Nachvollziehbar, denn während Supersport-Piloten am Stammtisch mit den PS-Werten ihrer Fahrzeuge protzen, unterbieten sich Enduro-Reisende derweil lieber mit den Gewichtsangaben. Echte Offroad-Abenteuer in Afrika, Südamerika, der Mongolei oder dem hohen Norden Skandinaviens sind bekanntlich stets eine Reise ins Ungewisse. Ergo weiß man nie, ob die breite Piste voraus nicht hinter der nächsten Ecke zum engen Wanderpfad mit überraschenden Hindernissen mutiert.
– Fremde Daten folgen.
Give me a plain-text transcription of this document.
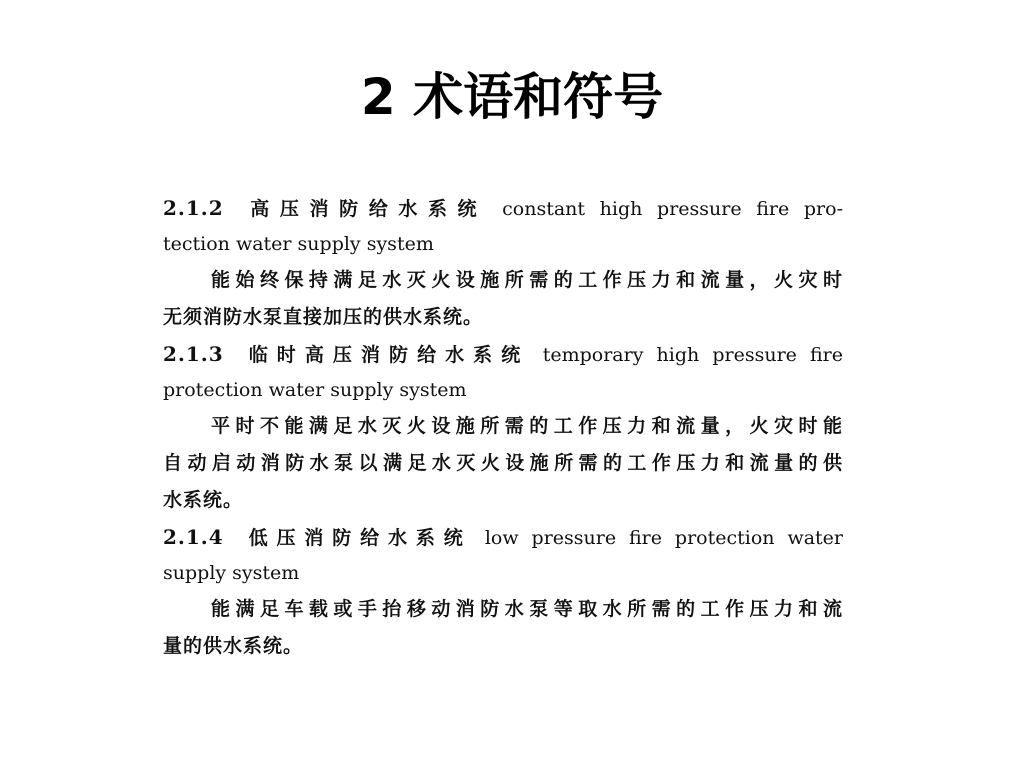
2 术语和符号
2.1.2 高压消防给水系统 constant high pressure fire pro-
tection water supply system
能始终保持满足水灭火设施所需的工作压力和流量，火灾时
无须消防水泵直接加压的供水系统。
2.1.3 临时高压消防给水系统 temporary high pressure fire
protection water supply system
平时不能满足水灭火设施所需的工作压力和流量，火灾时能
自动启动消防水泵以满足水灭火设施所需的工作压力和流量的供
水系统。
2.1.4 低压消防给水系统 low pressure fire protection water
supply system
能满足车载或手抬移动消防水泵等取水所需的工作压力和流
量的供水系统。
Wenn Bäche, Baumstämme, Schlammlöcher, Sandverwehungen oder ein Felssturz den Pfad versperren, kann sich Übergewicht daher nicht nur auf den Pilotenkörper kritisch auswirken.
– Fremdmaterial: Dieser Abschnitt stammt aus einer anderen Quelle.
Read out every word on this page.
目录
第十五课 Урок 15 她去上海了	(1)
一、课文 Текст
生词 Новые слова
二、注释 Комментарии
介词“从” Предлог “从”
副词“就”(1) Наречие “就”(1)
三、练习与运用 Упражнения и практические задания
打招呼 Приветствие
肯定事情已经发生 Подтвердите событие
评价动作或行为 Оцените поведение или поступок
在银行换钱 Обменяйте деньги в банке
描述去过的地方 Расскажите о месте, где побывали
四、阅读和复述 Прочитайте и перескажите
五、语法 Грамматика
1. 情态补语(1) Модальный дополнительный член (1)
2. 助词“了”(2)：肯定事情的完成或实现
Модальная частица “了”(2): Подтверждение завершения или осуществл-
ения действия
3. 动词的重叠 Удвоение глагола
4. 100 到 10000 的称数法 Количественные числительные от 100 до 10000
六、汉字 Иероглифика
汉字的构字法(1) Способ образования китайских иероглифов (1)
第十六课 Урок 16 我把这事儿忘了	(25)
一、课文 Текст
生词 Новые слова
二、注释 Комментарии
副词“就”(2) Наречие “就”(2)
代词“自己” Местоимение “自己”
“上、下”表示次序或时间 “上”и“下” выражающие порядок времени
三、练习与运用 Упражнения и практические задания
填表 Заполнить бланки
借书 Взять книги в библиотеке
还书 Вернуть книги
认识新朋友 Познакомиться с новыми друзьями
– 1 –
Die Suche nach einem schlanken, offroadtauglichen, zuverlässigen und robusten Langstreckenfahrzeug, im Idealfall mit einer Prise Rallye-Charisma, bleibt derzeit jedoch erfolglos – der Markt bietet ab Werk keinerlei ernsthafte Optionen unter 200 Kilo.
Dank monatelanger Recherchen und Experimente hat das engagierte Team des Husqvarna/KTM Flagshipstores Wien nun aber eine hervorragende Lösung in petto, die jene schmerzliche Lücke in der Produktvielfalt schließt. Statt ein vergleichsweise fettes Zweizylindermotorrad abzuspecken, wird das bewährte Einzylindermodell von Husqvarna standesgemäß für ausgiebige Geländeexpeditionen und Marathonetappen aufgerüstet.
Kern des 701-Enduro-Upgrades (siehe unten) sind ein modifizierter Rallye-Tower mit der originalen Plexiglas-Kuppel einer KTM 450 Dakar und ein 5,9-Liter-Zusatztank hinter dem Lenkkopf, der von einer komfortablen Sitzbank abgedeckt wird. Der exakte Umfang des Umbaus wird auf Kundenwunsch maßgeschneidert, die Gesamtkosten für das abgebildete Fahrzeug belaufen sich auf rund 16.400 Euro – also rund 1000 Euro mehr als die Anschaffung einer KTM 790 Adventure R, die vollgetankt jedoch mehr als 50 Kilo (!) schwerer ist.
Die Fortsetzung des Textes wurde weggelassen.